Ce film raconte un pays, une société qui n’aime plus ses enfants et les abandonne. Un monde connecté en permanence sur un ailleurs effaçable en un clic, où on est emporté dans une fuite en avant, une course effrénée sur piste fermée où l’héritage religieux, ici un barbu orthodoxe, finit d’aliéner les compétiteurs. Personne ne « gagne ». Le seul challenge est de continuer à courir dans le même sens que les autres, en se délestant du poids superflu.

Le monde divague.

Ce film raconte aussi l’immigration dont on parle beaucoup dans les médias.
On voit plusieurs fois un homme, seul, qui passe.
La première fois quand Aliosha le croise rentrant de l’école par la forêt, trouvant ce ruban sensé marquer une limite à ne pas franchir qu’il lance et fait s’accrocher en haut d’un arbre où on le retrouve deux ans plus tard, voletant toujours dans le paysage redevenu hivernal.
La deuxième fois quand les parents réunis malgré eux dans une voiture, pour trois heures x 2 interminables, sortent de la ville en direction de la maison de la grand-mère. Le véhicule vient vers nous et sur le trottoir, à gauche, s’éloignant à pied de nous, marche cet homme seul. Comme pour nous pour avertir que les parents , à contre-sens, font fausse route.
La troisième fois, la nuit tombe, les recherches s’arrêtent au bord d’une route. A gauche, toujours, l’homme seul entre dans le bois sombre de son même pas décidé.
La quatrième fois on est devant un abribus, où une affichette montrant la photo de l’enfant recherché, a été collée sur la vitre latérale. On voit arriver cet homme qui s’arrête derrière la vitre regardant vers la droite où le regard d’Aliosha est, lui aussi, tourné.
La dernière fois, on le voit, ouvrier parmi d’autres ouvriers manifestement immigrés. La caméra nous montre d’abord notre homme fixant sur le mur, à droite, une barre servant à poser une étagère puis mouvement de caméra, à gauche, dans la même pièce, un ouvrier arrachant des lambeaux de papier peint … L’un détruit, l’autre batît. Dans cet ordre.
L’étranger, bientôt désigné comme le voleur d’enfant, le responsable de la perte d’identité nationale ? Ou bien désigné comme messager porteur d’espoir, de renouveau, de renaissance ?

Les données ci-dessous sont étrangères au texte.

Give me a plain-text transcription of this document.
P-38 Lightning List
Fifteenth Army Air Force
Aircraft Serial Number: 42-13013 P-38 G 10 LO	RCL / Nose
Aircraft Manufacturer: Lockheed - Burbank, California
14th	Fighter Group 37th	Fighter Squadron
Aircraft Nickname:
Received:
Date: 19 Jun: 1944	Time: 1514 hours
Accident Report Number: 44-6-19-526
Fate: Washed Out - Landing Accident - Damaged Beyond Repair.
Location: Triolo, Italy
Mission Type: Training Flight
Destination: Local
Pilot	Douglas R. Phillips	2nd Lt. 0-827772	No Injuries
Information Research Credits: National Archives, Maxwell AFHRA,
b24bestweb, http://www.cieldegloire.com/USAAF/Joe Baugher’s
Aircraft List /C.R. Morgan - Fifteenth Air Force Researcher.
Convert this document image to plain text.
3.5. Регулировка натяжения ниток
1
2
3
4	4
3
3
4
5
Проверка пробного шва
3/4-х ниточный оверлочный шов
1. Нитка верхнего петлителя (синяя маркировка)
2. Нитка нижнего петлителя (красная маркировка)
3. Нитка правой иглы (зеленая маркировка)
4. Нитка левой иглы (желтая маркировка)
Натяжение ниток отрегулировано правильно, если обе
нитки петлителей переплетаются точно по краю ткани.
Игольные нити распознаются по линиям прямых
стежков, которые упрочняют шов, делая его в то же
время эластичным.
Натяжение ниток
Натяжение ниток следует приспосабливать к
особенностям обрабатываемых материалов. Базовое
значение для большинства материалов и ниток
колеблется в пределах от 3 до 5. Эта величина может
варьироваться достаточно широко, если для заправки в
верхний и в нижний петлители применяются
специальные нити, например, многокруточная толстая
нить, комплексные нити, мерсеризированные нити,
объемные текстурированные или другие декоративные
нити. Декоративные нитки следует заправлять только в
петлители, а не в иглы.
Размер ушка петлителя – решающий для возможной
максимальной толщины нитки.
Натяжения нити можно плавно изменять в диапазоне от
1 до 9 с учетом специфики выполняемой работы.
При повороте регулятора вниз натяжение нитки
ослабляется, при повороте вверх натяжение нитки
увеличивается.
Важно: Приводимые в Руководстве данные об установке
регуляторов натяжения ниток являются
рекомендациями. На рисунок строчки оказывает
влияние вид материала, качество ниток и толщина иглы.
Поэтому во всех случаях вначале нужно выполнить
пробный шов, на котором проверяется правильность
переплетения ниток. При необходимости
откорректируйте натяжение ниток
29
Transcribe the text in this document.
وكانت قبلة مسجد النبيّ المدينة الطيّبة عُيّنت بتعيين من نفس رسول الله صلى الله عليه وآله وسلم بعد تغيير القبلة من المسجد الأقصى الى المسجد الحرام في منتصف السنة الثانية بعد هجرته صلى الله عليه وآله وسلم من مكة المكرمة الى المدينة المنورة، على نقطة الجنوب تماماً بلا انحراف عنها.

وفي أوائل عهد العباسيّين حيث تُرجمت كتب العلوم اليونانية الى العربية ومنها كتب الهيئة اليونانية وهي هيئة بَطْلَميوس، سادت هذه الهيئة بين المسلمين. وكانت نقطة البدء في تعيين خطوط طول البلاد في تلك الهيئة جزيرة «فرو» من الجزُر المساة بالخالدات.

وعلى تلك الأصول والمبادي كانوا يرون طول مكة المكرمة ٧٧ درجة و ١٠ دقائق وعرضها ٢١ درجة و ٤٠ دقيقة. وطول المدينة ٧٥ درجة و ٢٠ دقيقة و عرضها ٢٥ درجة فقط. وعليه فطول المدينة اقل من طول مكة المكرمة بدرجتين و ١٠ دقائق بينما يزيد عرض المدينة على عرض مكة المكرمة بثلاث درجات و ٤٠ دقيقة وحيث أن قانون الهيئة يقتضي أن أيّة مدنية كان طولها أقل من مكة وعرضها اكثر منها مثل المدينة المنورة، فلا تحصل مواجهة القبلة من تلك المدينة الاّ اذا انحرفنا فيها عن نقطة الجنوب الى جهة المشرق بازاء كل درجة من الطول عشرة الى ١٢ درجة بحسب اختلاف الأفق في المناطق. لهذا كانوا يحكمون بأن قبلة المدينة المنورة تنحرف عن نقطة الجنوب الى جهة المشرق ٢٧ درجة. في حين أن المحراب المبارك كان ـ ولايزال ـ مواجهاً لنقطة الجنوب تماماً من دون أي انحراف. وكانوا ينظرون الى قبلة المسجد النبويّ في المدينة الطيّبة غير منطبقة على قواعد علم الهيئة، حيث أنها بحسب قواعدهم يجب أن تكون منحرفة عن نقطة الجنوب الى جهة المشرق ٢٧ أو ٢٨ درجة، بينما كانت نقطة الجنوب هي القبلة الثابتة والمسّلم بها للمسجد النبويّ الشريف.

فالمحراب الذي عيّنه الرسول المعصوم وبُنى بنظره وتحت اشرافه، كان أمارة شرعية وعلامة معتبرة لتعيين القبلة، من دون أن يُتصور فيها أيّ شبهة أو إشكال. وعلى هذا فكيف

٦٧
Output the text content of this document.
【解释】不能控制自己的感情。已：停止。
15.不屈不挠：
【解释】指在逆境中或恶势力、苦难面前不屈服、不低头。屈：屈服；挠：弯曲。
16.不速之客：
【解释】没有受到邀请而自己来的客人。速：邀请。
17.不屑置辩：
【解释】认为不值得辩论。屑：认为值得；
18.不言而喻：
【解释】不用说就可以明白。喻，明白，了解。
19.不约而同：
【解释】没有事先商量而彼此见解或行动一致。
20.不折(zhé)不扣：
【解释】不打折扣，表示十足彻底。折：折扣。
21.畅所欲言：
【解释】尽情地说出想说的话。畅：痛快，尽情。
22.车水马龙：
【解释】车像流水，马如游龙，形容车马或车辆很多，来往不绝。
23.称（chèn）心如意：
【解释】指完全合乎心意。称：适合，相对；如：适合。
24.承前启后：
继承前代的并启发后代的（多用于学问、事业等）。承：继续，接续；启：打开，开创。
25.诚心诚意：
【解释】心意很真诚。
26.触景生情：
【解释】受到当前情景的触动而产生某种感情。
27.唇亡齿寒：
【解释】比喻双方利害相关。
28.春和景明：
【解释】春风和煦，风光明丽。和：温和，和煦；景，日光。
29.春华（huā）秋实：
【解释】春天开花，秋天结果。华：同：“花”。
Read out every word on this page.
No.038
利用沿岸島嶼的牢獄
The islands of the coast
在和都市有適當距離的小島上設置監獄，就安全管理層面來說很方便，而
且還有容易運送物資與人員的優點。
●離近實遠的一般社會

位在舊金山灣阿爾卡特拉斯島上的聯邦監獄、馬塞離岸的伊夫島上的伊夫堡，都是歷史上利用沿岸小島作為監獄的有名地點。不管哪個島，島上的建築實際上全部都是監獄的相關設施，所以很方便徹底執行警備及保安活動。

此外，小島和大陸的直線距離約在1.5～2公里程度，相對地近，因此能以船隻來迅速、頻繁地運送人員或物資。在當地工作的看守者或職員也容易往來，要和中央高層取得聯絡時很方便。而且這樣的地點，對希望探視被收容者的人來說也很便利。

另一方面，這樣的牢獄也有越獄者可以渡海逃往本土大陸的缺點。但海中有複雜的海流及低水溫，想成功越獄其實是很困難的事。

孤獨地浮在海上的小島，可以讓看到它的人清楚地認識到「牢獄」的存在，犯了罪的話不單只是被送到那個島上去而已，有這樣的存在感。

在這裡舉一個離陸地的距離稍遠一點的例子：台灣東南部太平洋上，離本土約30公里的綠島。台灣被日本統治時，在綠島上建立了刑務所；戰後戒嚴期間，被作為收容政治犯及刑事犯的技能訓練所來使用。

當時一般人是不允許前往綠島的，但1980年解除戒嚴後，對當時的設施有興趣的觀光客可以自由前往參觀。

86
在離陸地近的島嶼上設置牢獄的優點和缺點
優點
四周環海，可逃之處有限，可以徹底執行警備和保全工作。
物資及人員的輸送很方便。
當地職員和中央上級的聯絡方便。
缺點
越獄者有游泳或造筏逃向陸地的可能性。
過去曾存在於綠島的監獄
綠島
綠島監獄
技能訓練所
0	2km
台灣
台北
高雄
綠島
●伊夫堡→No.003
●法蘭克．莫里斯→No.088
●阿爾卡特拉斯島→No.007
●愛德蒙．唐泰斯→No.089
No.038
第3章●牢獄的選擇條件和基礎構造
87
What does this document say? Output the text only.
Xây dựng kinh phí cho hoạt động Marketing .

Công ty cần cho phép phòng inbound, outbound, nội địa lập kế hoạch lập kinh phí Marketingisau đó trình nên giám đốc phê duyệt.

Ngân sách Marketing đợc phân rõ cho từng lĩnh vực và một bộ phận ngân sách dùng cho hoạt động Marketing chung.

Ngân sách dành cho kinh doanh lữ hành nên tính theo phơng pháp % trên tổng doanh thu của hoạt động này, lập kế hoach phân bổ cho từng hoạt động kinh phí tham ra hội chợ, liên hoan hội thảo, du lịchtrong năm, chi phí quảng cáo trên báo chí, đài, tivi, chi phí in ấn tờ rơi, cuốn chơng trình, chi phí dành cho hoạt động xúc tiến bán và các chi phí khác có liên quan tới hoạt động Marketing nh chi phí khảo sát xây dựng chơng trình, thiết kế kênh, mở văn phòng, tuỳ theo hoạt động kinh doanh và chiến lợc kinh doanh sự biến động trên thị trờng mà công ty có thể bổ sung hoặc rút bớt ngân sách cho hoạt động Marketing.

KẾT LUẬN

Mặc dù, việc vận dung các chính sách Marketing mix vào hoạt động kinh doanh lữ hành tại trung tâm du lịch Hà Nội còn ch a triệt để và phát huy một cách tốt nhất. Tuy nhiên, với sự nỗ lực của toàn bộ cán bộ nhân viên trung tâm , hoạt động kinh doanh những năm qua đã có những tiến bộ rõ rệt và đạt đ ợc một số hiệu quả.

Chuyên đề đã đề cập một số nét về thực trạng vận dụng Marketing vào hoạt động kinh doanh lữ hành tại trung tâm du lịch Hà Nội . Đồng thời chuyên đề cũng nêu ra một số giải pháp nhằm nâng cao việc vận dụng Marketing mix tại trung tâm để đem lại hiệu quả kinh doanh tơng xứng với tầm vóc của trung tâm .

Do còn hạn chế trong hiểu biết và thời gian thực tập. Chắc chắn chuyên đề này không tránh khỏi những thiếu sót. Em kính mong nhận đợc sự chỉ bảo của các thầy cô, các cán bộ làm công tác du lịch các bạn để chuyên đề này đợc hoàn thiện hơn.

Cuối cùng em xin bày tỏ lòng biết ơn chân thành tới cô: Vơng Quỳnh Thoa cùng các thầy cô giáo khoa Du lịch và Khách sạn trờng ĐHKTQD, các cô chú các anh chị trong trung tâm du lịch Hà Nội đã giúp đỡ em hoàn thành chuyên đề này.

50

Tous les bâtiments dans ce film m’ont fascinée. Les récents, comme l’appartement comme déjà abandonné et la chambre où Aliosha concentre son existence et que sa mère lui ordonne de ranger pour la vendre à un autre, comme si c’était possible, la cuisine ouverte sur  le séjour, où ses parents se déchirent et où l’enfant n’arrive plus à manger, ou aussi comme la magnifique maison de l’amant de Génia, moderne, épurée, ouvrant largement sur la forêt, habitée par la forêt avec cet arbre décoratif planté dans le salon. Comme la maison de la grand-mère, toute une histoire, cette maison ! remplie de haine et de venin, barricadée, impénétrable. Ou aussi comme le centre commercial vivant, le centre culturel mort, la cantine du travail du père filmée du dessus, terrifiante, les immeubles pleins de fenêtres aux vitres multicolores éclairées de l’intérieur etc, etc …

Je suis sortie du film muette devant ce monument à lui tout seul, souffle coupé, bouleversée par la beauté de ces images désespérées.

Marie-No

Une réflexion sur « « Faute d’amour » de Andrei Zvyagintsev »

  1. Je n’ai pas eu l’occasion de revoir ce film, je me souviens de l’organisation de la recherche de l’enfant. Le service public de police est assuré par une ONG, ce sont des bénévoles structurés de manière quasi-professionnelle qui compensent la carence policière. A la destruction des relations du couple répond celle du lien social dévolu à l’état (le bien commun).
    Tout cela est probablement bien russe, mais peut-être pas seulement Russe.